CADELA FORÇA TRILOGY, CHAPTER 1: THE BRIDE AND GOODNIGHT CINDERELLA
Powerhouse: International / L’Alliance New York’s Crossing the Line
Through October 25
For more adventurous theatergoers, there was Carolina Bianchi’s Cadela Força Trilogy Chapter I: The Bride and the Goodnight Cinderella (RECOMMENDED), which was presented last week by the brand new arts festival Powerhouse: International, also in association with L’Alliance New York’s collaborative Crossing The Line Festival. The Amsterdam-based Bianchi made a notorious splash at the Avignon Festival two years ago with the performance, which has her willingly consuming tranquilizers to revisit a traumatic incident in which she was drugged and sexually abused. The play commences unassumingly, with Bianchi giving the audience an academic talk — in Portuguese, with projected English titles — on sexual violence against women, particularly as it relates to the rape and murder of performance artist Pippa Bacca in 2008 in Turkey in her pursuit to hitchhike her way through much of Europe in a wedding dress. Shortly thereafter, our guide willingly downs a cocktail with the aforementioned substance, eventually losing consciousness in the middle of her lecture.

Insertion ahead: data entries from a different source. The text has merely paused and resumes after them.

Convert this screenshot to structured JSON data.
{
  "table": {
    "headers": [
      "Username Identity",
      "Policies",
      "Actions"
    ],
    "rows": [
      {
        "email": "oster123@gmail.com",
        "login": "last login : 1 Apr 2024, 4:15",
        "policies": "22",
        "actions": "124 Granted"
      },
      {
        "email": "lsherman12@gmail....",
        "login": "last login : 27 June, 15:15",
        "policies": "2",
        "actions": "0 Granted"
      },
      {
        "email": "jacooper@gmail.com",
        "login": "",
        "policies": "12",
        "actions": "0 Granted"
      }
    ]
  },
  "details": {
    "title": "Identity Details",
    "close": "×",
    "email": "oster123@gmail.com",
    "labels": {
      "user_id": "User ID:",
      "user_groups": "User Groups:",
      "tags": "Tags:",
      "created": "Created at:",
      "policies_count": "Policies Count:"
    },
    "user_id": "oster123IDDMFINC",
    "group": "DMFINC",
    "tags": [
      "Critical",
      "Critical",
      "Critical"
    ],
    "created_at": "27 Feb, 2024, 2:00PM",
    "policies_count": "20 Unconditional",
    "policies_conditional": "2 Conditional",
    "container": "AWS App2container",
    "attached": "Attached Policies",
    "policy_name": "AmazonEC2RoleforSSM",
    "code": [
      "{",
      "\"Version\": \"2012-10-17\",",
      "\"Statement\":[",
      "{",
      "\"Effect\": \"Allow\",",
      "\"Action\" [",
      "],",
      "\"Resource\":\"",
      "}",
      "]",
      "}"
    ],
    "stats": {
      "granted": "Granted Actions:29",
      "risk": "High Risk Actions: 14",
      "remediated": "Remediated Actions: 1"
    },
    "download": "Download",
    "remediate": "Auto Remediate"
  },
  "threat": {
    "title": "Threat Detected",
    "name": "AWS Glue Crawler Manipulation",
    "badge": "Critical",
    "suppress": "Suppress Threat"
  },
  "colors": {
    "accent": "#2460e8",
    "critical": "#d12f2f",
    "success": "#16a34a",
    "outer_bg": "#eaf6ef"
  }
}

What follows is a hallucinatory dance theater fever dream that simulates stylized sexual encounters that suggest rape-like situations. Visually, the landscape is dominated by the menacing presence of a life-sized car, as well as eerie grave-like sites that point to the long history of sexual violence faced by women. As the lengthy intermission-less evening unfolds, the threat of violence looms increasingly large as the text of Bianchi’s lecture continues to be projected without her, culminating in a howling cry for help from a woman trapped and suffocating in the smoke-filled car. What follows is even more disturbing and unnerving — a scene in which Bianchi’s vagina is probed with a camera-tipped speculum by a member of the company (the live capture is projected for the audience to see). It leaves an impression that’s at once shockingly invasive and medical, as if to indicate both the act of sexual assault and a sterile post-rape examination. Soon after this graphic sequence, Bianchi is brought back, groggily, to reality, still seemingly unable to process her trauma.